There’s a party line at Tottenham: the first-team squad are currently in America and, starved of real talking points, the attending journalists have focussed on the club’s lack of recruitment.
“Not a problem” insists any player interviewed, “our club is different”.
Even if it does reek of orchestrated PR, it’s not without cause. Over the past three years, Spurs – collectively and individually – have improved a great deal and with each passing year they do seem to become stronger without investing heavily.
The complication now, though, is that it’s hard to imagine ways in which the current group of players could actually get better – at least in a dramatic enough way to negate the £100m+ that has been spent by every other rival. Both Manchester clubs have thrown their financial weight behind their recruitment this summer, Chelsea have obviously done the same, and even Liverpool and Arsenal have made significant additions.
It’s not impossible for Spurs to keep pace, but it would take something unforeseen for that to happen.
Unforeseen, but not unimaginable.
Harry Kane, for instance, continues on a path of year-to-year evolution and even if his goal tally doesn’t improve in 2017/18, it’s likely that the value of his all-round contribution will increase. Similarly, Dele Alli is a special player rapidly acquiring extra degrees of menace and so the smart money would also be on his influence increasing. It’s worth remembering also that, perhaps drained by his Euro 2016 experience, Alli started last season quite slowly. With a quicker start and a level of performance which doesn’t waiver quite as much, he could be a great source of gain.
Defensively, there are issues. Kyle Walker has been sold and Danny Rose’s return to fitness is still only on a vague timescale, so Mauricio Pochettino has his options halved. Ben Davies and Kieran Trippier may have performed to an admirable standard last season, but there was a value in the squad’s depth at that position which must be replicated. Spurs should play upwards of 50 first-team games next season and asking the same full-back tandem to appear in all of them – and perform to the same intensity – is unrealistic. Academy graduate Kyle Walker-Peters is capable of playing on both sides of the field, but will need to be rapidly emboldened and educated if he is to become a viable option.
In the midfield, there’s little room for development. Victor Wanyama certainly became more than just a destroying player by the end of his first year and Pochettino could certainly extract some mileage from his increasingly penetrative work on the other side of the halfway line, but Moussa Dembele is approaching his career’s twilight and Eric Dier, if kept away from Jose Mourinho and Manchester United, also has an already defined role, albeit one which is quite broad.
In Harry Winks though, there might be a variable. Winks suffered a serious ankle injury at Burnley in April and so he may not return at quite the same level. Over time though, he’s a fascinating option. Although primarily used in a deeper or more central midfield role, his passing ability and determination to alter the shape of games could make him a candidate to play further forward. He may be more of a continuity player than an outright game-changer but, with Tottenham’s formation placing such emphasis on the middle of the field, his attributes could work in all sorts of different positions and in combination with all of the incumbent players.

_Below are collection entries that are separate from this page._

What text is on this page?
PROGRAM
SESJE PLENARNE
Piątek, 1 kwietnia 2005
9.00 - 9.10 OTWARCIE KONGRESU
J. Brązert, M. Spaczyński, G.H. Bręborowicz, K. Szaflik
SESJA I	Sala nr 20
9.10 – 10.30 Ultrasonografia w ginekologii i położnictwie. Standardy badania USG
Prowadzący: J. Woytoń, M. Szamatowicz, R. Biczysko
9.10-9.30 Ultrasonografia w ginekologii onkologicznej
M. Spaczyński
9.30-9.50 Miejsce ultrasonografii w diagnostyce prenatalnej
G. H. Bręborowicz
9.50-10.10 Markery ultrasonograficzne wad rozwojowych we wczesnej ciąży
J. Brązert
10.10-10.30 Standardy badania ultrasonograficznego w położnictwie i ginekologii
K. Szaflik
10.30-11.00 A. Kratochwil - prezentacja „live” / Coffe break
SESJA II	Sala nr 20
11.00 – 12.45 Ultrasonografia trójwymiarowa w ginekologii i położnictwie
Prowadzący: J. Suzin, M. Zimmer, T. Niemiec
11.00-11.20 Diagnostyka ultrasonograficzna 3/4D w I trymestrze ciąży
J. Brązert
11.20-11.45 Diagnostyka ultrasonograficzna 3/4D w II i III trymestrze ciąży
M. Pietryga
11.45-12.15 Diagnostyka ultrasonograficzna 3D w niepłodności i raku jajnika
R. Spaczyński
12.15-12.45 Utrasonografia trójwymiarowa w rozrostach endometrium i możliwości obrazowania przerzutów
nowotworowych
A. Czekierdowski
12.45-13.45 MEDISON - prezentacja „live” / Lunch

He’s expressive and uninhibited, even when playing in his own half, and those are the kind of bold traits which typically help to create attacking production.
Either from outside or within the club, Spurs certainly need to buttress Christian Eriksen’s position and, although admittedly a stretch at the moment, Winks could provide both that support and a slightly more forceful alternative. Eriksen may work far harder than he’s often given credit for, but he remains quite a languid, ethereal player. In contrast, Winks bubbles with life whenever he’s on the field. He’s not Eriksen’s equal, not even close, but the Dane has only missed five Premier League games over the past three seasons and, with him now having played over 400 senior games in his career (at just 25), Tottenham should be looking to lessen his physical burden.
Pochettino’s biggest strength a year ago was his ability to bend and flex his team around different challenges. Tottenham were able to field plenty of good players in 2016/17, of course, but the variety with which they were used – sometimes within the same game – was a vital detail behind their success. In a way, though, that second-place finish might have created a rod for his own back: he was able to achieve so much with so little that the necessity of summer improvement has been diluted. Kane’s emergence from the academy seems to have also convinced some that it can be relied upon to provide a regular stream of Premier League-ready players; perhaps that’s reasonable, outsiders aren’t really in a position to judge, but even the Class Of ’92 were supplemented from beyond Old Trafford.
It’s a risk. A big one.
There are now less than three weeks to go until the season begins and with little transfer activity being reported, it’s right to assume that come opening day Spurs will have no new faces in their squad. If that is to be the case and if their rate of progress is to continue unchecked, more marginal gains than ever before will have to be exploited.
Pochettino has had to be creative to get this far. If he and his side are to continue moving forward, he will need to wring every drop of potential from his small squad and produce, unquestionably, the season of his career. So will his players, all of whom will need to reach a new peak if their string of Champions League qualifications isn’t to be interrupted.